How Are Assault And Battery Charges Defined In Minnesota?
There is no such thing as a battery charge under Minnesota law. That was an old common law type concept, but now it’s just rolled in under our assault statutes. Assault is defined in Minnesota as attempting to cause, or actually causing, bodily harm or fear of bodily harm in another person.
Does Someone Have To Show Actual Physical Injury For An Assault Charge To Be Made?
Someone does not have to show a physical injury for an assault charge to be made. For example, if someone cocks their fist back to act as though they are going to punch someone, it’s their intent to cause the other person fear of harm. That’s enough to have an assault charge brought against you. You do not actually have to touch them, you don’t have to cause any harm—you just have to cause fear of harm to be charged with an assault. If you do cause harm, that is also an assault, but it’s not required.
Are There Different Levels Of Categories Of Assault Charges?
There are multiple categories of assault charges. There are assaults that range from fifth degree, which is the lowest or least of misdemeanor type of assault, all the way to first degree. First-degree assaults are always felonies. Fifth-degree assaults can be misdemeanors, gross misdemeanors, or felonies. There are also domestic assaults, and another category would be malicious punishment of a child. All of these charges could range between misdemeanors and felonies, which carry varying levels of punishment from 90 days in jail to 20 years in prison.
What Factors Can Enhance Or Aggravate An Assault Charge?
There are several things that can enhance, or aggravate an assault charge. Let’s take the example of a fight between two friends. They don’t live together, so we are not talking about a domestic assault. It’s just two people that get into a fight, and one of them punches the other. In that case, assuming that there aren’t any permanent injuries, it’s likely going to be a fifth-degree assault. If it’s a first offense, it will be a misdemeanor. If this person has had prior assaults or assaultive type behavior in their past or on their record, it could be enhanced to a gross misdemeanor. A third assault in a 10-year period is going to be a felony. If the person was actually harmed or had some serious harm—let’s say they lost a tooth—that’s going to be treated as a felony. It could be either a first-degree or third-degree assault. If they use or threaten the use of any weapon—guns, knives or a baseball bat—it’s also going to make the charge more serious and enhance it to a felony.
What Happens If Assault Occurs Against Certain People Like Law Enforcement Officers or Nurses?
There are special statutes that protect police officers, judges, prosecutors, probation officers, correction officers, and professionals like that. If you were to commit an assault against one of those people, while it may be a regular misdemeanor assault for some random person walking down the street, it’s going to be treated as a felony just by virtue of their job, as long as they are working on their job at the time of assault. There are also enhancements if you were to commit an assault motivated by some sort of bias. Those are potentially charged and punished more harshly as well.
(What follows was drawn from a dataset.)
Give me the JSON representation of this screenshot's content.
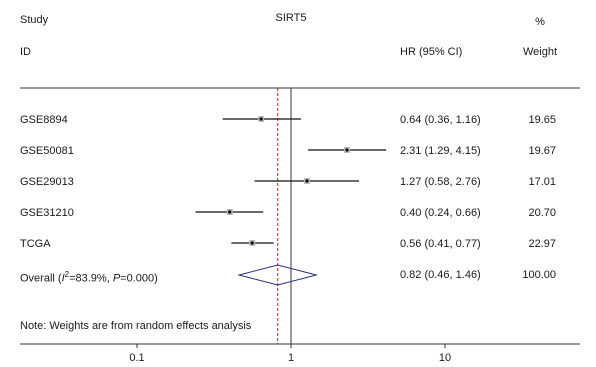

How Does The Degree Of An Injury Affect An Assault Charge?
The degree of injury is very important, because it could be the difference between a misdemeanor assault and a felony assault. If somebody just has a bump, bruise, or scrape, that doesn’t leave any permanent mark, if it’s a first time offense for a defendant, it’s likely going to be a misdemeanor or a fifth-degree assault. If there are permanent injuries, even if it’s just cosmetic like a scar, that’s probably going to be a third-degree assault. If there are substantial injuries, like permanent traumatic brain injury, loss of a limb, or gunshot wounds, those are going to be first-degree assaults. That is a presumptive prison sentence if you were to be convicted. The level of injury is very important in looking at an assault case and needs to be very carefully evaluated to make sure that the injuries sustained actually meet the definitions under the statute. This is so that someone is not unnecessarily punished for a crime that his or her actions don’t fit.
What Are The Potential Penalties For An Assault Conviction In Minnesota?
For a misdemeanor assault, you are looking at a maximum of 90 days in jail, and up to a $1000 fine. For a gross misdemeanor assault, you are looking at a maximum of up to one year in jail and a $3000 fine. For felony assaults, you are looking at a minimum of a year and a day in prison, and potentially up to 20 years in prison, depending on the level of harm caused and your prior record. Those assaults could be charged as fourth-, third-, second-, or first-degree. All charges would carry between a year and a day and up to 20 years in prison, depending on the level that you were charged with.